Simplicity is key in this current day and age. We live our lives between screens, counting down the seconds to each new console, phone or any of the other numerous distractions we can get our hands on. And why not? We live in a convenience culture, carefully crafted to supplement all the needs of the modern man: why sing when you can be auto-tuned; walk when you can drive; read a book when you can watch a film? But, it’s not our fault, God forbid – this world has just been much too generous for us to refuse. Sadly, that leaves humanity in a bit of a predicament, rotting away mentally while technology continues to grow and flourish.
Although that introduction may seem a little bit dire and exaggerated in comparison to the current state of gaming, it does still hold very true. With every new mainstream release the bar is being lowered and lowered in terms of true involvement from the player, requiring less effort and application on their behalf until all you’re left with is essentially a digital colouring by numbers, £45 RRP. Where has all the challenge and achievement of old gone? Do the new generations of gamer only want quick reward and satisfaction for their virtual actions; a shiny badge for every minute wasted online, smashing pixels together? Having grown up with the emergence of popular consoles and titles, such as Tomb Raider, or Marathon (now continued in the Halo franchise), the thrill of playing lay in the completion of a particularly hard level, or solving that frustrating puzzle that had kept you clueless for days. It is a shame to see now that only the independent developers have risen to defend the intellectual and punishing genres of the past; the Roguelikes, Strategy and Logic titles that essentially created gaming as we know it today.
The problem, I think, lies in the creation of the Casual genre. People just don’t have the time or motivation to really work for success in their virtual fantasies, ironically defeating the point of their own escapism. A good example of this would be in the vast popularity of Rovio Entertainment’s mobile time-waster, Angry Birds, which has been downloaded over a billion times since its initial release in 2009 – a staggeringly high figure for any developer to boast. However, the pulling power of this game does not lie in its complexity, storyline or challenge, but rather its repetition and quick reward system that gives instant gratification with no fault for mistake: just another 3 stars to show off to your friends. Comparing this system to the current setup of modern, ‘advanced’ titles – such as Call Of Duty – the concept of even having difficulty settings anymore is quickly called into question. I don’t mean to condemn Casual games as the instigators of our current situation, but they are very much to blame for the effect it has had across all platforms, mimicking the evolution of our society into the Short and Simple – i.e. far from the Nightmare Mode we used to relish so fervently.

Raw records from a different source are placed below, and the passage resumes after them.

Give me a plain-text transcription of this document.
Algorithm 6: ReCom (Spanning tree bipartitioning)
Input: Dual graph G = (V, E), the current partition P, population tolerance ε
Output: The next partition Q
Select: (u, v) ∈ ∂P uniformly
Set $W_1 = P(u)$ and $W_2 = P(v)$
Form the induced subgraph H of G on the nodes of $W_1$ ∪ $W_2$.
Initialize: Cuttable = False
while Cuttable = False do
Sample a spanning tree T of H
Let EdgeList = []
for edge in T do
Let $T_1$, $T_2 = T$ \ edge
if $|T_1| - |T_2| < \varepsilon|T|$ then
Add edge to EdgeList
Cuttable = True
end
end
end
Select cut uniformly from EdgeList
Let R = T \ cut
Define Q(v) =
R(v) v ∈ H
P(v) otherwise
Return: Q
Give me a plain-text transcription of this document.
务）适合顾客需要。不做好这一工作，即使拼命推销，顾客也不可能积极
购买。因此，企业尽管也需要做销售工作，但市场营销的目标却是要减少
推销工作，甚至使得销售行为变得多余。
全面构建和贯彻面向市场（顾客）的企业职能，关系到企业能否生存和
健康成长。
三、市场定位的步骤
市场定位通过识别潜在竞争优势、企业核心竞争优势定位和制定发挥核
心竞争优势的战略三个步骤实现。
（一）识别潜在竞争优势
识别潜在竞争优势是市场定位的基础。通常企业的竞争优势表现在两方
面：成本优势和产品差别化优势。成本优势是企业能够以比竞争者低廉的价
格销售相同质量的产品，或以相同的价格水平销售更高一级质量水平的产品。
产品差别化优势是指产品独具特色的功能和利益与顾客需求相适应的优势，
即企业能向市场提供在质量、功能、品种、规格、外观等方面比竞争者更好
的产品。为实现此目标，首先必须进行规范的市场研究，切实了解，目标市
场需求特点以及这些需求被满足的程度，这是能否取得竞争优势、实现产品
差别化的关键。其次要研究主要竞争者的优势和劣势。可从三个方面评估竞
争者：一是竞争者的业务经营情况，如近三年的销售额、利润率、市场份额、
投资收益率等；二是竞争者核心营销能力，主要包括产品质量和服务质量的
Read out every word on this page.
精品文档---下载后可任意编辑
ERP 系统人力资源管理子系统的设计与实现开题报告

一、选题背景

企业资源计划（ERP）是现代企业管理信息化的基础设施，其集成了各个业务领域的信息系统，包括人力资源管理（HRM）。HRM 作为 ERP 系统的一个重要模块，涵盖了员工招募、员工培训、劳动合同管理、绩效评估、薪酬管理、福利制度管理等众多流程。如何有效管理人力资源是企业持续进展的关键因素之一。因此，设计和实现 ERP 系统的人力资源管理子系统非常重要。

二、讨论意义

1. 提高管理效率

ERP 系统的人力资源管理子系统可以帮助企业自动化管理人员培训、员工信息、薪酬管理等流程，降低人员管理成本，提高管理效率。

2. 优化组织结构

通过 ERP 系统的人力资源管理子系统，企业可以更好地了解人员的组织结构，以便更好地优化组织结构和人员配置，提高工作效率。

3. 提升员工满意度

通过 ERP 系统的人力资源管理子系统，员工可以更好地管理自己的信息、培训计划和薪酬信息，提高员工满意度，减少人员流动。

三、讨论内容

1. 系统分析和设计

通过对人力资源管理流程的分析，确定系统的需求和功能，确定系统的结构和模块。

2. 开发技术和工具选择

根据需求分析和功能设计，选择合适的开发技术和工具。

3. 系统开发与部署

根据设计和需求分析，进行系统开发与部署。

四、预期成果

So, can we still restore gaming to its original state and help save ourselves from mental decay? Yes, of course – you just have to make yourself heard and show the support to those who really need it. Portals such as Indievania, or even Steam Greenlight, have all worked hard in bringing the spotlight back to the community and allowing for independent developers to showcase their art to a mainstream audience, gaining the recognition and opportunity that is normally only found in the wallets of established publishers. This is not so much a whimpering cry of ‘support the Indies’, but rather a backlash to what appears to be a massive decline in front line content and production. I may be jaded, but I honestly urge all those who still believe in the integrity of gaming as outlets of logic and true art to please consider these humble words before you purchase that next spin-off sequel the minute it touches the shelves.